I was wondering when simplifying an expression AND function, would I have to include the "restriction/domain" following the simplified expression and function, such as when there is a hole or something that cancels out? (See below to understand what I mean.)
Question: Simplify $\frac{|x^3 + x|}{x}$, when x<0.
$\frac{|x^3 + x|}{x}$
= |x^2 + 1|(-x) / x
$= -|x^2 +1|$
$= -x^2 - 1, x ≠ 0$
What I am confused about/what I want to know:
Do I need to include the $x ≠ 0$ with the simplified expression, or just leave it as $-x^2 - 1$?

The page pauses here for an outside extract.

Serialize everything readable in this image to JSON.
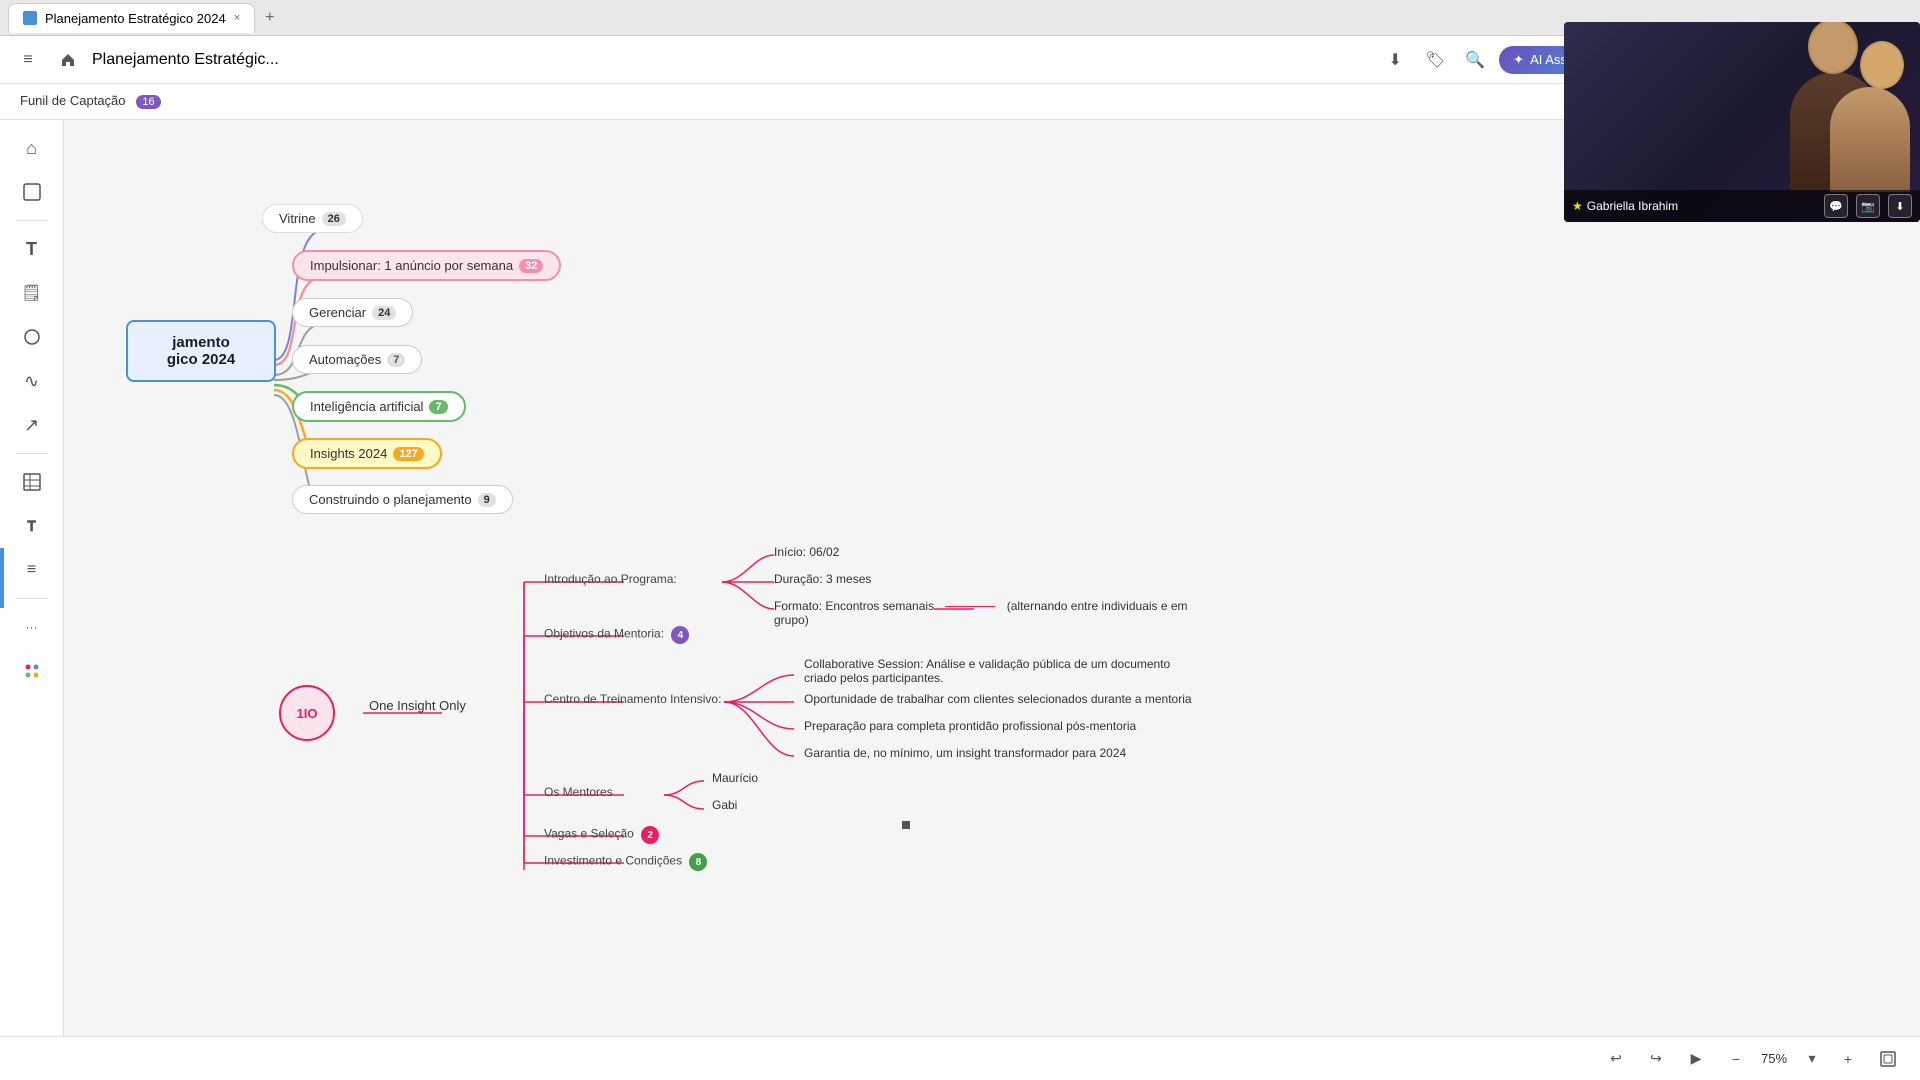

ALSO, if I were then to restate this expression as a function of x, f(x), would I then state the $x ≠ 0$, following the simplified function? For example, if I was told to graph the simplified function, would I label my answer as $f(x) = -x^2 - 1, x ≠ 0$?

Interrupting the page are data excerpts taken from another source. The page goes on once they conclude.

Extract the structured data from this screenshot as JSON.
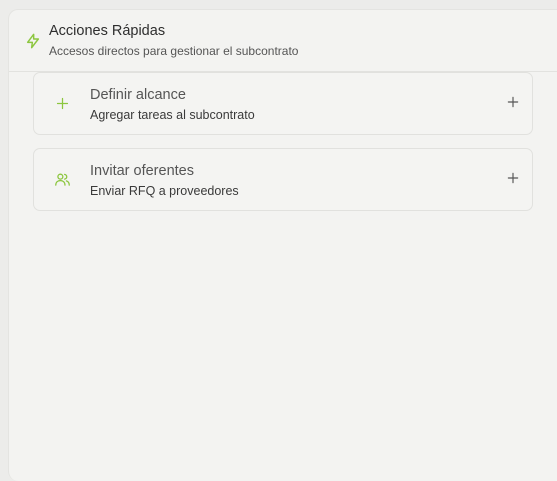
{
  "header": {
    "icon": "lightning-icon",
    "title": "Acciones Rápidas",
    "subtitle": "Accesos directos para gestionar el subcontrato"
  },
  "actions": [
    {
      "icon": "plus-icon",
      "title": "Definir alcance",
      "description": "Agregar tareas al subcontrato",
      "trailing_icon": "plus-icon"
    },
    {
      "icon": "users-icon",
      "title": "Invitar oferentes",
      "description": "Enviar RFQ a proveedores",
      "trailing_icon": "plus-icon"
    }
  ],
  "colors": {
    "accent": "#8cc63f",
    "panel_bg": "#f3f3f1",
    "text_dark": "#2e2e2e"
  }
}
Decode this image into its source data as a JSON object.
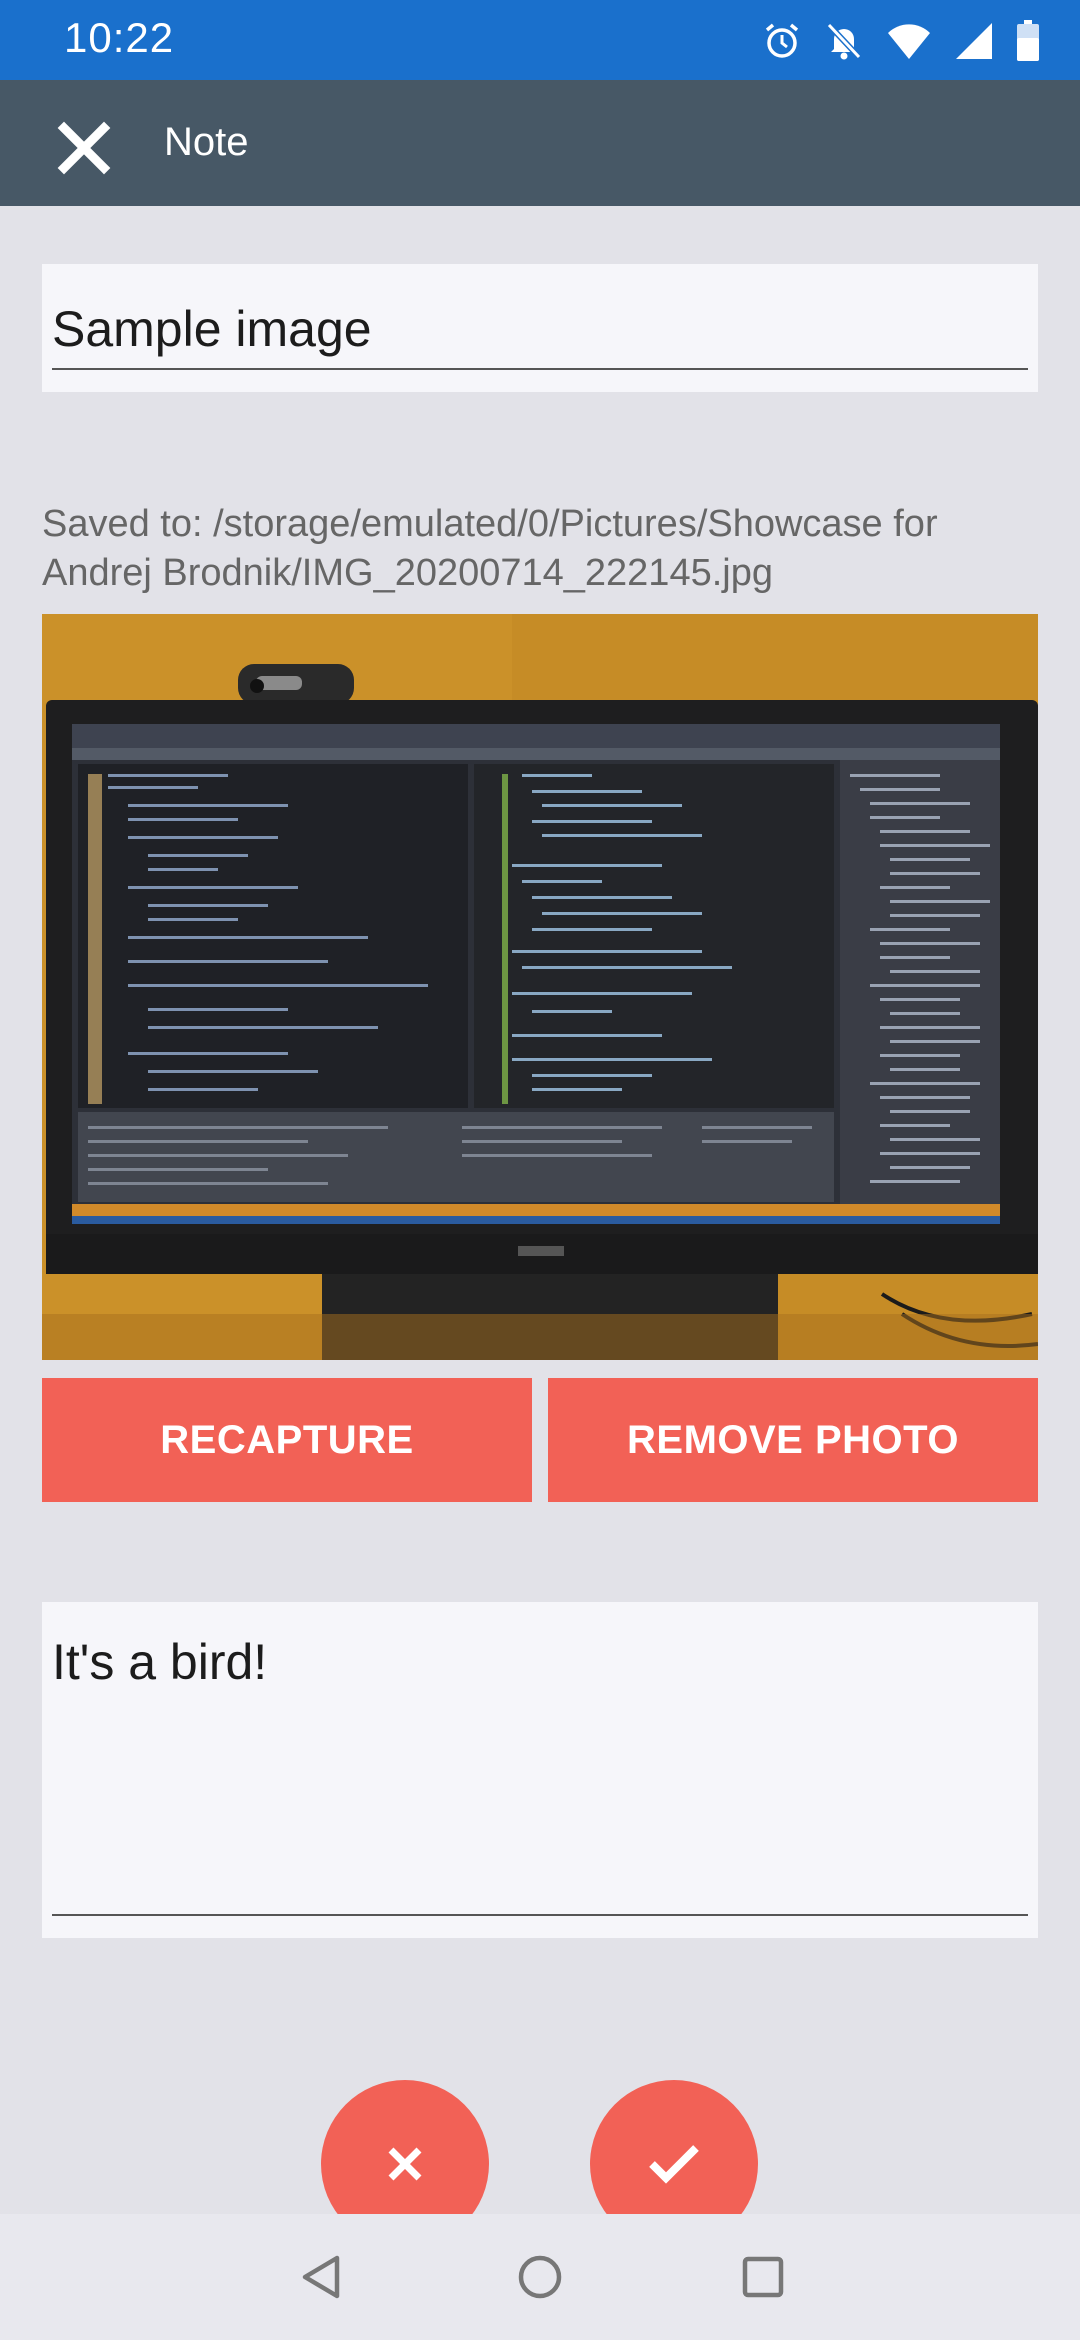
{
  "status_bar": {
    "time": "10:22",
    "icons": [
      "alarm-icon",
      "notifications-off-icon",
      "wifi-icon",
      "signal-icon",
      "battery-icon"
    ]
  },
  "app_bar": {
    "title": "Note",
    "close_icon": "close-icon"
  },
  "note": {
    "title_value": "Sample image",
    "saved_path": "Saved to: /storage/emulated/0/Pictures/Showcase for Andrej Brodnik/IMG_20200714_222145.jpg",
    "body_value": "It's a bird!"
  },
  "photo_actions": {
    "recapture_label": "RECAPTURE",
    "remove_label": "REMOVE PHOTO"
  },
  "fabs": {
    "cancel_icon": "close-icon",
    "confirm_icon": "check-icon"
  },
  "nav_bar": {
    "icons": [
      "back-icon",
      "home-icon",
      "recents-icon"
    ]
  },
  "colors": {
    "status_bar": "#1a70cc",
    "app_bar": "#475866",
    "accent": "#f26156",
    "background": "#e2e2e8",
    "card": "#f6f6fa"
  }
}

(I ask this because I remember doing something similar when dealing with finding vertical asymptotes of a function. If they cancel out, you would have to indicate something after the answer, like x can not be equal to this value)
Let's think about what the function is. The absolute value function is defined as $$|x^3+x|=\begin{cases}x^3+x,\text{ if }x^3+x\ge 0\\ -x^3-x,\text{ if }x^3+x<0. \end{cases} $$
Here, the function is defined only for $x<0$. Notice that $x^3+x=x(x^2+1)$ is zero only when $x=0$. You can check that $x^3+x$ is negative to the left of $0$, so the function is actually
$$f(x)=\frac{-x^3-x}{x}$$
on its domain. Since $0$ is not in the domain, we may assume $x\neq 0$, and so
$$f(x)=-x^2-1.$$
Just to be clear, the following statements are correct:
(1) When $x<0$, the expression $\frac{|x^3+x|}{x}$ is equal to $-x^2-1$.

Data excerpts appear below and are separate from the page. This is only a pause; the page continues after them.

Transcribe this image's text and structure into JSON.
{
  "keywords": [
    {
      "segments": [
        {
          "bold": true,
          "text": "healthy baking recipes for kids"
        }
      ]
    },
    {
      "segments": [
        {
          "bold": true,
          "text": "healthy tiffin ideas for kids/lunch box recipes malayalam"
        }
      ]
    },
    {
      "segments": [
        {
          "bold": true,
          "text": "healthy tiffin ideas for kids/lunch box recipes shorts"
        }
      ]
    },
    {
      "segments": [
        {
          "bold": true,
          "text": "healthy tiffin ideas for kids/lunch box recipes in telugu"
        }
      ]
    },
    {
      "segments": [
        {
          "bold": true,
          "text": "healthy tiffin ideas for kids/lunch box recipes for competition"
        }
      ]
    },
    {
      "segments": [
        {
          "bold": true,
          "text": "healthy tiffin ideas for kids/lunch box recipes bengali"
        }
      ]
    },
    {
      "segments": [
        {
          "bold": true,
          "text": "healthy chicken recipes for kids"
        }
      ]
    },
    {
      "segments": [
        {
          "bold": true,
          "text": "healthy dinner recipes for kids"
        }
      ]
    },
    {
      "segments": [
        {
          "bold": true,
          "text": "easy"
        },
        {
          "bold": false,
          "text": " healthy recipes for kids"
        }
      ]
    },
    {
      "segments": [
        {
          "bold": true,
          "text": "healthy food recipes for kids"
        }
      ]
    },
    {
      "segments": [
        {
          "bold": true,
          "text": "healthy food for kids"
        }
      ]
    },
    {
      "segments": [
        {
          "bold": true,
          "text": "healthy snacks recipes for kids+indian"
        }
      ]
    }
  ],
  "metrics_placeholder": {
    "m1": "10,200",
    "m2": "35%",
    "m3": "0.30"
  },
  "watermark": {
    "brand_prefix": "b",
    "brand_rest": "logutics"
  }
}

(2) When $x>0$, the expression $\frac{|x^3+x|}{x}$ is equal to $x^2+1$.
(3) When $x=0$, the expression $\frac{|x^3+x|}{x}$ is undefined.
Note that an expression is not a function, so if you want to be precise, we never talk about the "domain" or "range" of an expression.
Now for a function $f(x)=\frac{|x^3+x|}{x}$, you need to know the domain of $f$ in order to make any of these statements. Generally, if the domain is not given, we assume it to be the largest possible domain which makes sense. In this case, I would assume the domain is all real numbers except $0$. Thus, we could write
$$ f(x)=\begin{cases}-x^2-1,\text{ if }x<0\\ x^2+1,\text{ if }x>0. \end{cases} $$